Soa o telefone e, do outro lado, oiço a voz da Dona Fátima, proprietária de uma ilha que pretendemos pôr no mercado de rendas acessíveis e que hoje não parece particularmente preocupada com o caso dela. A notícia que acabou de entrar em casa não lhe sai da cabeça. "Se não a tivesse ouvido falar e conhecido naquela sessão em Campanhã, seria só mais uma notícia. Mas depois de a ter ouvido e conhecido, esta notícia é como se nos tivessem tirado o tapete." Conheceu-a numa conversa que organizámos há já uns meses. Era dia de jogo e, à hora do mesmo, o MIRA estava cheio para falar sobre habitação acessível. A Dona Fátima, “da Universidade da Vida”, estava eufórica e até levou rissóis. Quando terminou a sessão, pegou nas mãos da arquitecta e, olhos nos olhos, disse-lhe: “É de gente como você que precisamos.”

Abro o email e encontro uma mensagem de uma colega do grupo de investigação que integro na FAUP. “Roseta demite-se” como título e o link da notícia como conteúdo. Como quem tem pudor de dizer mais. No dia a seguir, outro email mais composto. “Helena Roseta” como título e com uma proposta de nota de posição pública do grupo, com um conjunto de palavras-chave. “Melhoria da qualidade de vida”, “Direito à Habitação”, “Lei de Bases”, ”Regulação”, “Receios e ansiedades da sociedade.” Respondem outros investigadores, também preocupados com a notícia. Com alguns deles fui à Universidade Nova de Lisboa, aquando do lançamento da Nova Geração de Políticas de Habitação, com o intuito de dar alguns contributos ao texto: 14 pessoas fizeram intervenções individuais, todas elas completadas pela deputada. “A Helena Roseta sabe tudo”, digo eu, na brincadeira, desde esse dia.

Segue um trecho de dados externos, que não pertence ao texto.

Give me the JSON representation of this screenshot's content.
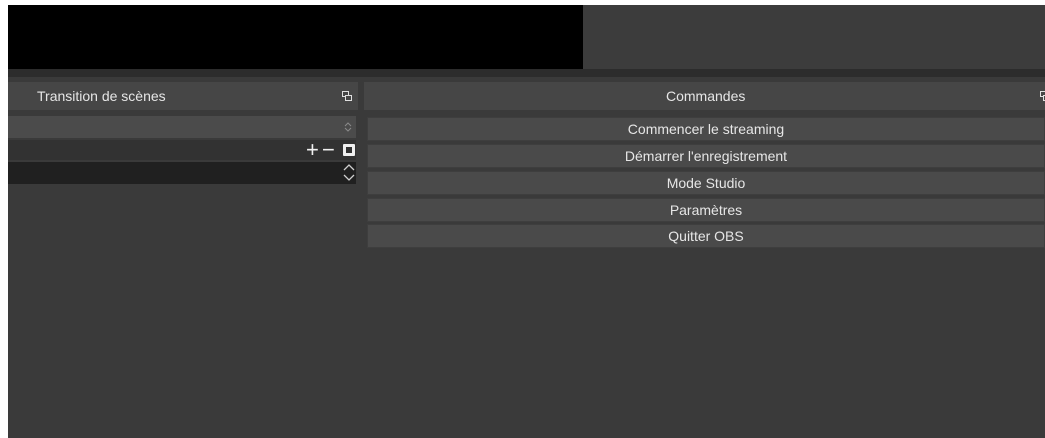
{
  "transitions_dock": {
    "title": "Transition de scènes",
    "add_symbol": "+",
    "remove_symbol": "−"
  },
  "controls_dock": {
    "title": "Commandes",
    "buttons": [
      {
        "label": "Commencer le streaming"
      },
      {
        "label": "Démarrer l'enregistrement"
      },
      {
        "label": "Mode Studio"
      },
      {
        "label": "Paramètres"
      },
      {
        "label": "Quitter OBS"
      }
    ]
  },
  "icons": [
    "float-icon",
    "spinner-icon",
    "properties-icon",
    "chevron-up-icon",
    "chevron-down-icon"
  ],
  "colors": {
    "background": "#3a3a3a",
    "title_bar": "#464646",
    "button": "#4a4a4a",
    "text": "#e6e6e6",
    "preview": "#000000"
  }
}
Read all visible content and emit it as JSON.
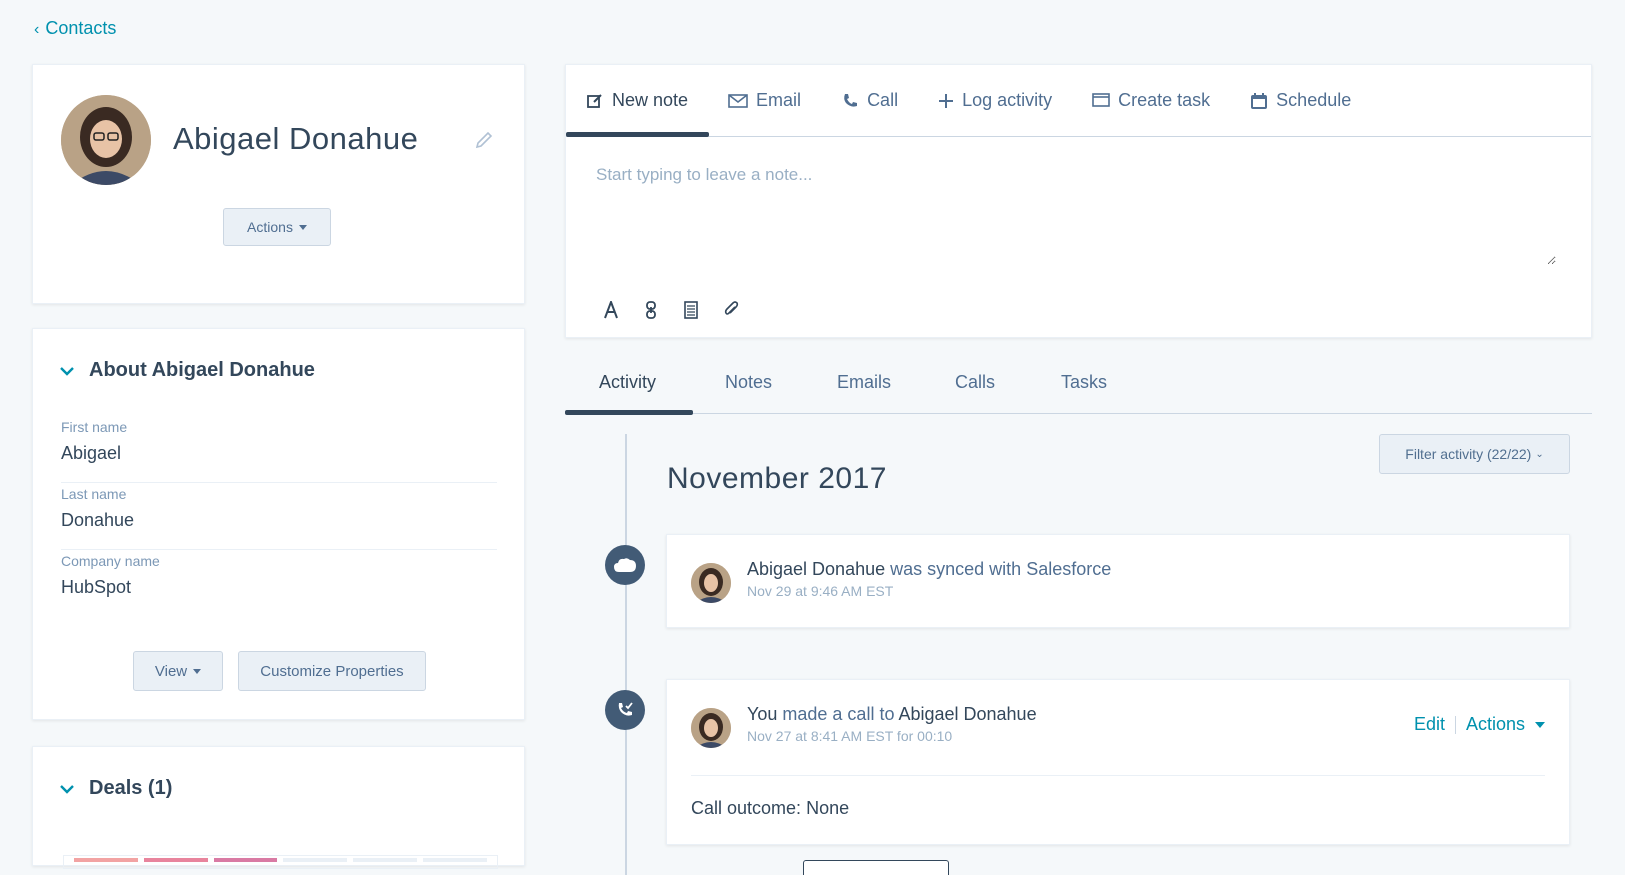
{
  "breadcrumb": {
    "label": "Contacts"
  },
  "contact": {
    "name": "Abigael Donahue",
    "actions_label": "Actions"
  },
  "about": {
    "title": "About Abigael Donahue",
    "fields": [
      {
        "label": "First name",
        "value": "Abigael"
      },
      {
        "label": "Last name",
        "value": "Donahue"
      },
      {
        "label": "Company name",
        "value": "HubSpot"
      }
    ],
    "view_label": "View",
    "customize_label": "Customize Properties"
  },
  "deals": {
    "title": "Deals (1)"
  },
  "composer": {
    "tabs": [
      "New note",
      "Email",
      "Call",
      "Log activity",
      "Create task",
      "Schedule"
    ],
    "placeholder": "Start typing to leave a note..."
  },
  "activity_tabs": [
    "Activity",
    "Notes",
    "Emails",
    "Calls",
    "Tasks"
  ],
  "filter_label": "Filter activity (22/22)",
  "month": "November 2017",
  "events": [
    {
      "actor": "Abigael Donahue",
      "action": "was synced with Salesforce",
      "time": "Nov 29 at 9:46 AM EST"
    },
    {
      "actor": "You",
      "action": "made a call to",
      "target": "Abigael Donahue",
      "time": "Nov 27 at 8:41 AM EST for 00:10",
      "edit_label": "Edit",
      "actions_label": "Actions",
      "outcome_label": "Call outcome:",
      "outcome_value": "None"
    }
  ],
  "colors": {
    "accent": "#0091ae",
    "dark": "#33475b",
    "timeline_icon": "#425b76"
  }
}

Chego ao workshop “Arquitectos de Família”, onde 14 estudantes da FAUP se empenham em desenhar um projecto para uma ilha, que será posteriormente materializado pela junta de freguesia. “Agora sem a Roseta já podemos dizer adeus ao primeiro direito”, diz Fernando, o revolucionário do grupo, sobre o programa-promessa da Nova Geração de Políticas de Habitação. Há gente de todas as cores e ideologias neste grupo, que tem como único ponto em comum “aprender sendo úteis”. Na sessão da manhã falámos sobre a responsabilidade de sermos profissionais. O activismo não é gritar mais, nem organizar mais manifestações, nem pintar mais cartazes. O activismo é, creio, fazer bem o nosso trabalho, a pensar no bem comum, mesmo quando os regulamentos, os financiamentos, a escassez de recursos e a vida a preto e branco o impedem. “Ajudem-nos a sermos outro tipo de arquitectos”, parecem pedir os estudantes.

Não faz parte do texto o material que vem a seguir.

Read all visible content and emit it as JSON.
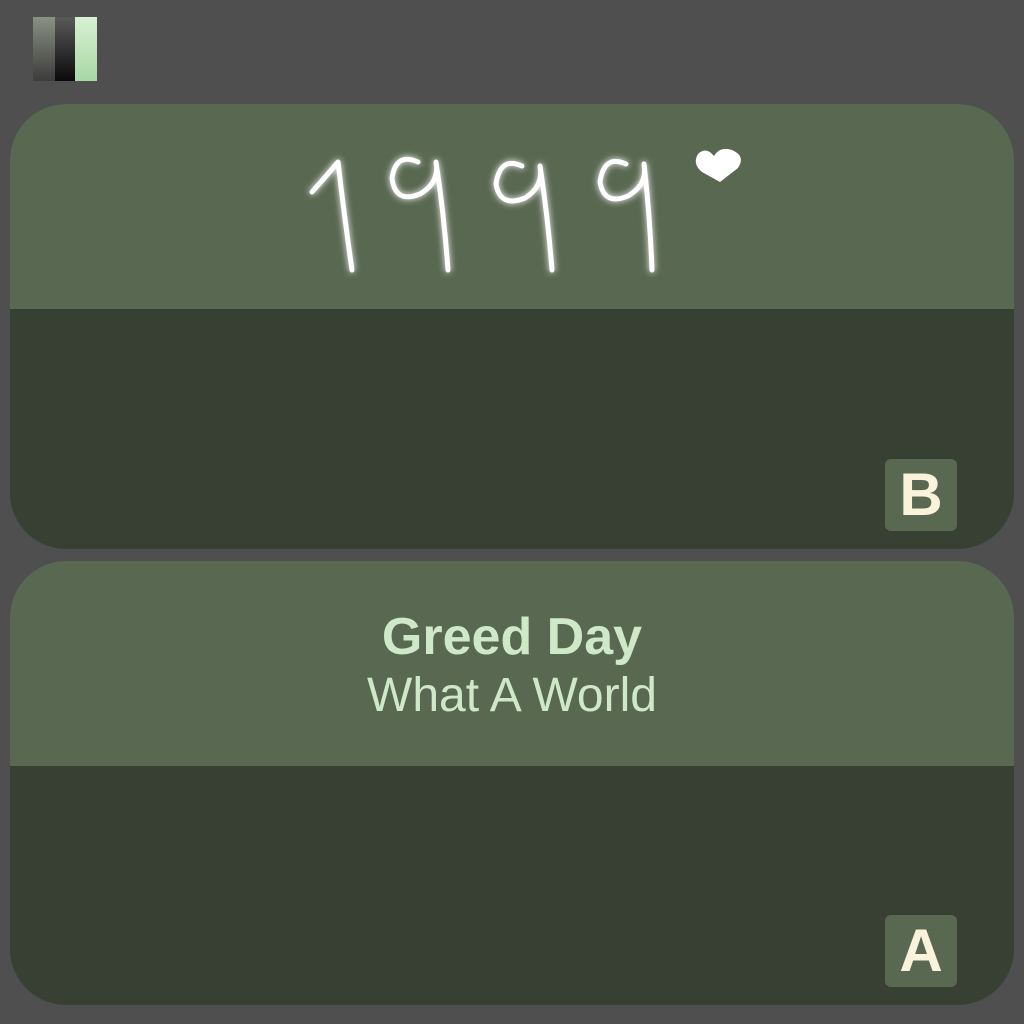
{
  "header": {
    "pause_icon": "pause-icon"
  },
  "options": [
    {
      "id": "B",
      "image_text": "1999",
      "image_icon": "heart-icon",
      "button_label": "B"
    },
    {
      "id": "A",
      "title": "Greed Day",
      "subtitle": "What A World",
      "button_label": "A"
    }
  ],
  "colors": {
    "background": "#4f4f4f",
    "card_top": "#596851",
    "card_bottom": "#384033",
    "text_accent": "#cfe8c7",
    "button_text": "#fbf2dc"
  }
}
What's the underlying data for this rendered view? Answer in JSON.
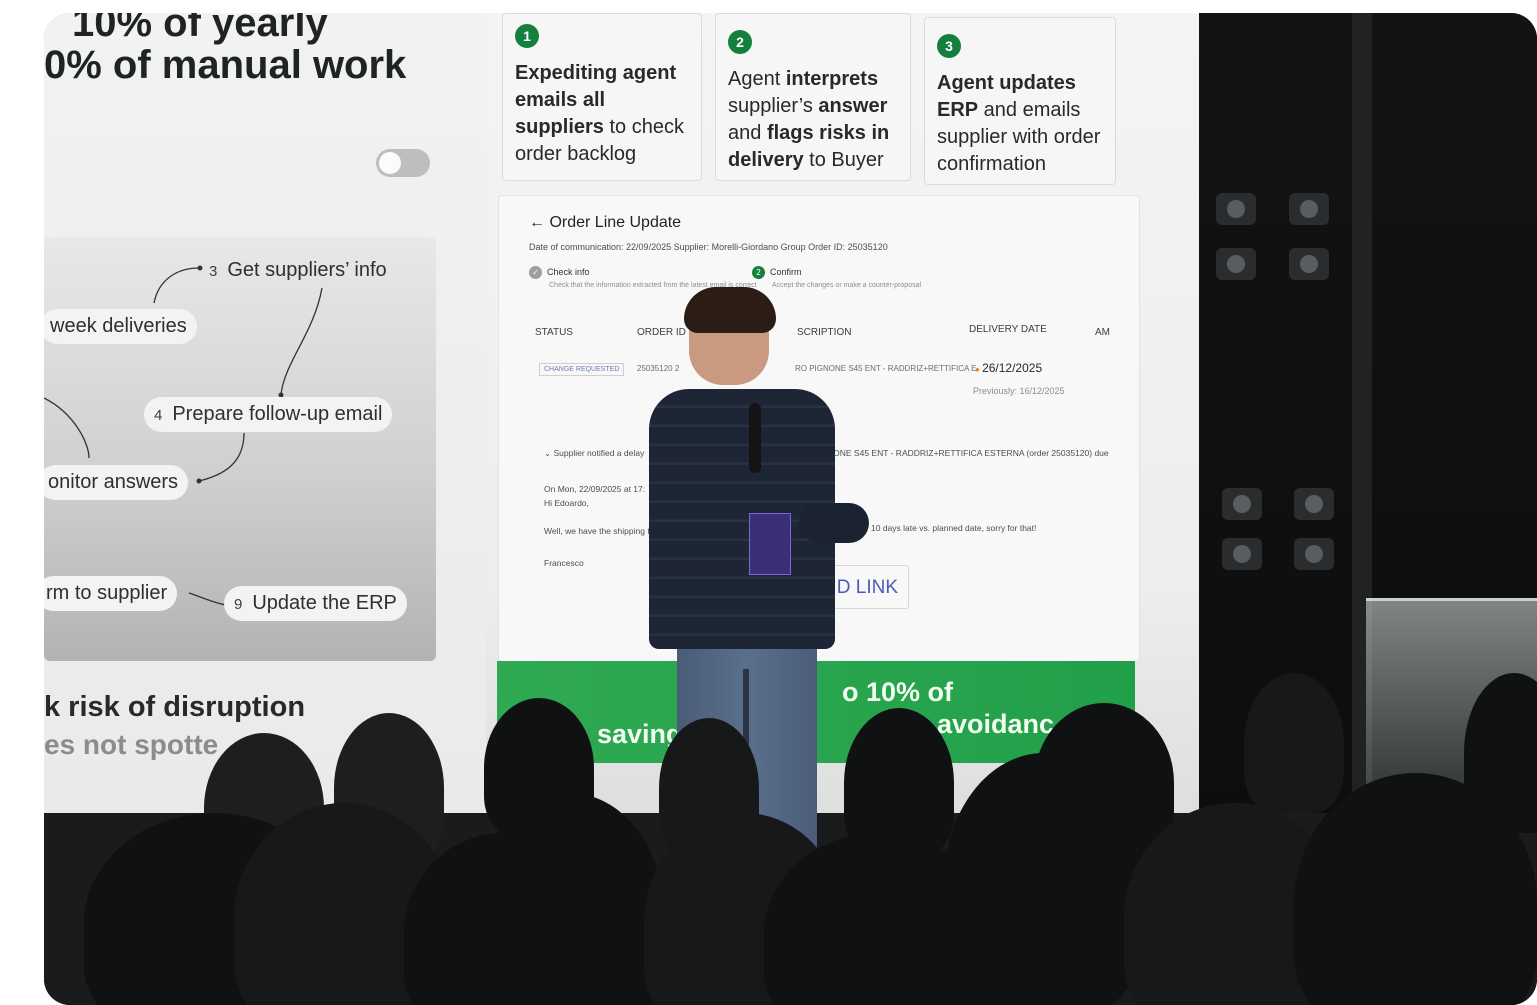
{
  "screen_left": {
    "headline_line1": "10% of yearly",
    "headline_line2": "0% of manual work",
    "steps": {
      "s3_num": "3",
      "s3_label": "Get suppliers’ info",
      "week": "week deliveries",
      "s4_num": "4",
      "s4_label": "Prepare follow-up email",
      "monitor": "onitor answers",
      "confirm": "rm to supplier",
      "s9_num": "9",
      "s9_label": "Update the ERP"
    },
    "bottom_line1": "k risk of disruption",
    "bottom_line2": "es not spotte"
  },
  "cards": [
    {
      "num": "1",
      "html_parts": [
        "Expediting agent emails all suppliers",
        " to check order backlog"
      ]
    },
    {
      "num": "2",
      "pre": "Agent ",
      "b1": "interprets",
      "mid1": " supplier’s ",
      "b2": "answer",
      "mid2": " and ",
      "b3": "flags risks in delivery",
      "post": " to Buyer"
    },
    {
      "num": "3",
      "b1": "Agent updates ERP",
      "post": " and emails supplier with order confirmation"
    }
  ],
  "order_line_update": {
    "title": "← Order Line Update",
    "meta": "Date of communication: 22/09/2025    Supplier: Morelli-Giordano Group    Order ID: 25035120",
    "tab1": "Check info",
    "tab1_sub": "Check that the information extracted from the latest email is correct",
    "tab2_num": "2",
    "tab2": "Confirm",
    "tab2_sub": "Accept the changes or make a counter-proposal",
    "col_status": "STATUS",
    "col_order": "ORDER ID",
    "col_desc": "SCRIPTION",
    "col_delivery": "DELIVERY DATE",
    "col_am": "AM",
    "row_status": "CHANGE REQUESTED",
    "row_order": "25035120  2",
    "row_desc": "RO PIGNONE S45 ENT - RADDRIZ+RETTIFICA E",
    "row_delivery": "26/12/2025",
    "row_previous": "Previously: 16/12/2025",
    "email_notice": "⌄  Supplier notified a delay",
    "email_notice_right": "NONE S45 ENT - RADDRIZ+RETTIFICA ESTERNA (order 25035120) due",
    "email_on": "On Mon, 22/09/2025 at 17:",
    "email_hi": "Hi Edoardo,",
    "email_body": "Well, we have the shipping t",
    "email_body_right": "10 days late vs. planned date, sorry for that!",
    "email_sign": "Francesco",
    "link": "D LINK"
  },
  "banner": {
    "top": "o 10% of",
    "left": "saving",
    "right": "avoidanc"
  },
  "colors": {
    "accent_green": "#15803d",
    "banner_green": "#2faa52"
  }
}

Já no caminho para casa, cruzo-me com os donos do “meu” café. Andam às voltas com o arrendamento do espaço (30 metros quadrados) que o senhorio pretende aumentar (de 350 para 2000 euros por mês). “Então, já foi o julgamento?”, pergunto. “Ó arquitecto, já viu o que fizeram à Helena Roseta?” Foi tudo o que obtive por resposta. A conversa hoje não é sobre a situação (dramática) deles. A conversa é outra. “O que se passa com esta sociedade, por que não nos representam?”, dizem eles. “Uma das nossas”, penso eu. Não nossos da esquerda nem da direita, nem proprietários nem arrendatários, nem profissionais nem clientes, nem políticos nem votantes; nem revolucionários nem reformistas (nem portugueses nem espanhóis). Quando uma pessoa se erige em figura capaz de representar um grupo tão diferente de pessoas é porque conquistou o terreno do bom senso.

Já vemos pelo mundo fora o que se passa quando este terreno se abandona. Hoje, sinto que o trabalho da deputada terá de ser continuado por todos nós.